Books I’m Reading

Make that “Kindle single” I’m reading. At 369 locations, Andrew Losowsky’s Reading in Four Dimensions is (feels?) shorter than most articles in The Atlantic Monthly. Towards the end of this quick read, Lowsowsky comments on the permanence of printed materials

“As a byproduct of the durability of paper, and a result of their cultural status, we expect a book to be relatively permanent. Its longevity is a part of its appeal.”

Having spent the last two months working in a library preservation lab, I’ve been drummed to think of paper as far from permanent as the Wile E. Coyote is to getting the Road Runner. Paper has lots to ail it: acidity, brittleness, heat, light, humidity, mold, insect . .  . etc., and this is all before any use is considered. The problem with paper, so I’ve been told, was somewhat alleviated starting in the late 1960s-1970s when publishers were persuaded to start using better-quality paper, but since the late 1990s, more publishers have gone back to printing on acidic paper even for their hardcover books. The problem, unlike our beloved Governator‘s film career, is thus making a come back.

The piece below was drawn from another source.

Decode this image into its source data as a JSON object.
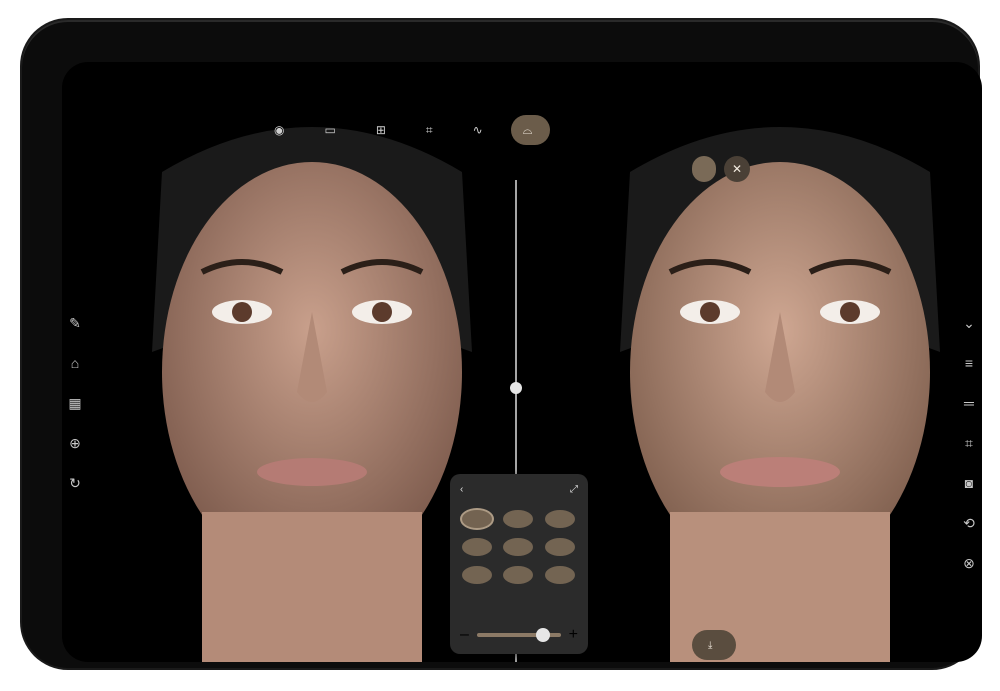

(Acidic paper, in case you wonder, can be identified through their symptomatic yellowing of the pages (or a pH pen). Left untreated, acidic paper will become brittle; the paper will stiffen and eventually crumble with a casual turning of the page. Even worse, acidity can migrate from book to book. Juxtaposing a book that has already gone through a lot of the decay caused by acid against a new, but printed on acidid paper book will accelerate the acid decay in the new book. All that information just in case you don’t have enough in your day to worry about already.)

To be fair to Andrew Losowsky, he did not say that paper is permanent, only that it is “relatively permanent”. He was, of course, comparing printed books to ebooks, or more generally to materials that exist in electronic format. I don’t think Mr. Losowsky is wrong; I just want to note that about the only time people extol the durability of paper is in connection to  its more ephemeral e-counterpart.  Moreover, neither that, nor the supposed virtue of books being a very simple, basic technology (need only eyes and eyes to read a physical book), sounds to me like ringing endorsement of the print. After all, walking is a very simple, basic technology, but most of us can appreciate the combustion engine. At the least, the critiques of products like e-readers and ebooks  sound as much like a call to pour more resources into improving these products as they do for embracing their paper cousins.